Dr. Strangelove or: How I Learned to Stop Worrying and Love the Bomb

Dr. Strangelove or: How I Learned to Stop Worrying and Love the Bomb ★★★

The inevitable has occurred: I've watched a hugely popular and acclaimed film and come away scratching my head, wondering what on earth is so special about it. But don't revoke my Letterboxd membership just yet: do me the favor of hearing me out first.

Dr Strangelove is obviously a sacred cow in film circles, and I can see why. It's often hilarious, sometimes visually striking, and full of excellent performances and dialogue. It's a funny film about a thoroughly unfunny situation. It's a perfect satire, really. But it left me completely cold.
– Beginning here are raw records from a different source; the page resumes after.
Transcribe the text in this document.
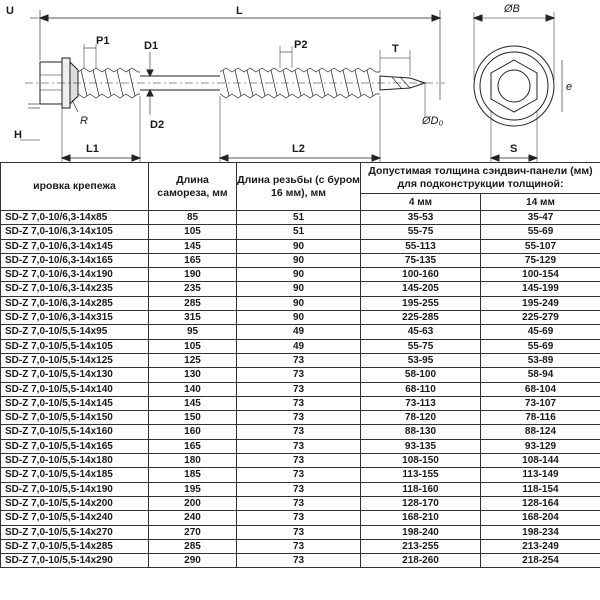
U	L
P1	D1	P2	T
R	D2
H
L1	L2
ØB
e
ØD₀
S
ировка крепежа	Длина самореза, мм	Длина резьбы (с буром 16 мм), мм	Допустимая толщина сэндвич-панели (мм) для подконструкции толщиной:	
			4 мм	14 мм
SD-Z 7,0-10/6,3-14x85	85	51	35-53	35-47
SD-Z 7,0-10/6,3-14x105	105	51	55-75	55-69
SD-Z 7,0-10/6,3-14x145	145	90	55-113	55-107
SD-Z 7,0-10/6,3-14x165	165	90	75-135	75-129
SD-Z 7,0-10/6,3-14x190	190	90	100-160	100-154
SD-Z 7,0-10/6,3-14x235	235	90	145-205	145-199
SD-Z 7,0-10/6,3-14x285	285	90	195-255	195-249
SD-Z 7,0-10/6,3-14x315	315	90	225-285	225-279
SD-Z 7,0-10/5,5-14x95	95	49	45-63	45-69
SD-Z 7,0-10/5,5-14x105	105	49	55-75	55-69
SD-Z 7,0-10/5,5-14x125	125	73	53-95	53-89
SD-Z 7,0-10/5,5-14x130	130	73	58-100	58-94
SD-Z 7,0-10/5,5-14x140	140	73	68-110	68-104
SD-Z 7,0-10/5,5-14x145	145	73	73-113	73-107
SD-Z 7,0-10/5,5-14x150	150	73	78-120	78-116
SD-Z 7,0-10/5,5-14x160	160	73	88-130	88-124
SD-Z 7,0-10/5,5-14x165	165	73	93-135	93-129
SD-Z 7,0-10/5,5-14x180	180	73	108-150	108-144
SD-Z 7,0-10/5,5-14x185	185	73	113-155	113-149
SD-Z 7,0-10/5,5-14x190	195	73	118-160	118-154
SD-Z 7,0-10/5,5-14x200	200	73	128-170	128-164
SD-Z 7,0-10/5,5-14x240	240	73	168-210	168-204
SD-Z 7,0-10/5,5-14x270	270	73	198-240	198-234
SD-Z 7,0-10/5,5-14x285	285	73	213-255	213-249
SD-Z 7,0-10/5,5-14x290	290	73	218-260	218-254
Perhaps that's because I'm eighteen and therefore my memory (or even my parents' memories) doesn't extend back to a time when nuclear annihilation seemed almost imminent, and my knowledge of the Cold War is limited to what I learned in my high school history class. I know the facts; I don't know the emotions. But that can't be it. People close to my age (and younger than me, if this website is any indication) love Dr Strangelove.
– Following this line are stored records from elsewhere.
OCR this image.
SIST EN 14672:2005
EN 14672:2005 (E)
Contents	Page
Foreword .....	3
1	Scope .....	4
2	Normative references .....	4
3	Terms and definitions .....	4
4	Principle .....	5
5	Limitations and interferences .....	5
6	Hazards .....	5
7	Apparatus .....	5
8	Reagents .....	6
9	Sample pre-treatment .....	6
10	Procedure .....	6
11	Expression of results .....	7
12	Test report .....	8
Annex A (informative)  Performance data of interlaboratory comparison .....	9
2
And I'm no prude, either; I laughed out loud at the sexual references, and especially at the blatant imagery of Major Kong diving into Russia with an enormous missile between his legs. I found the phallic symbols and the suggestive dialogue and images to be the funniest parts of Dr Strangelove, and I also laughed at the various other kinds of humor in the film, especially during the war room scenes ("You can't fight in here! This is the war room").
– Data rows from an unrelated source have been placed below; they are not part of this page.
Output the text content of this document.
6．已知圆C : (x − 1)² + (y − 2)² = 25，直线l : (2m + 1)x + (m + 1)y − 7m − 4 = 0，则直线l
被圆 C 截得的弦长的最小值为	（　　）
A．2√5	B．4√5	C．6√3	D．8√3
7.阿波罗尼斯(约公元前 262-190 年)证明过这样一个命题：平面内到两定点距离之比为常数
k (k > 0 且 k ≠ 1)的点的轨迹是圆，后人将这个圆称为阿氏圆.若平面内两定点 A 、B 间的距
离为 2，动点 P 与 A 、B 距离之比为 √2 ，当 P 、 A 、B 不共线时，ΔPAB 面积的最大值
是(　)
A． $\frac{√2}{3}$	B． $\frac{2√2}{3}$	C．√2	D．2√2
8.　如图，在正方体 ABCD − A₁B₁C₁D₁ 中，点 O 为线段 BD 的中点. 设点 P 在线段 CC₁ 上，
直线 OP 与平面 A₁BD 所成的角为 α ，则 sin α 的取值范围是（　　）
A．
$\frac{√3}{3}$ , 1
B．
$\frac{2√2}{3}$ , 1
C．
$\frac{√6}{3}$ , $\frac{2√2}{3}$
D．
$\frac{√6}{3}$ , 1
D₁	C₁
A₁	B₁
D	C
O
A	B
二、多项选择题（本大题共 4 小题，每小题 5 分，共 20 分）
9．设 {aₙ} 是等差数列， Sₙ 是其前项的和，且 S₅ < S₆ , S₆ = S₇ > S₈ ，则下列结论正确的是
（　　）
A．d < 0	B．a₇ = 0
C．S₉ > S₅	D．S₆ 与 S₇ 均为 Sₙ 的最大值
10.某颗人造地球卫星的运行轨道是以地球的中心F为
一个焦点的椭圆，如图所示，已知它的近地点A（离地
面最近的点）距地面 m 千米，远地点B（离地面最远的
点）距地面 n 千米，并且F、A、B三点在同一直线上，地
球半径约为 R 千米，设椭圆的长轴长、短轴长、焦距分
I get the film. I know that it's a social satire, one that makes fun of just about everybody but gets the point across nevertheless: nuclear war helps nobody. It's a perfect way of making a point so simple that it eludes just about everybody involved. Kubrick essentially likened the nuclear arms race to a bunch of important men comparing, ah, missile sizes. That's a brilliant metaphor, goddammit, and obviously hit its mark when the film was released. It still does.

I knew in my mind that Dr Strangelove was excellent, but I found myself unmoved nevertheless. And that begs a different question: is a film only good if it moves you emotionally, or am I supposed to give five stars and unequivocal praise to Dr Strangelove simply because I'm fully aware of the fact that it's a great film?

I don't know. Films are a lot more complicated than the ratings we ascribe to them, and my three-star rating only hints at my overall enjoyment (or lack thereof) of the film, rather than its quality.

I'll watch Dr Strangelove several more times in the future, and perhaps one day everything will click together and the film will engage me on a mental and emotional level. Until then, I'm afraid I'll have to look the fool when I confess that I was completely unmoved Dr Strangelove, and found it to be quite an ordinary film experience despite its extraordinary grasp of the issues it explores.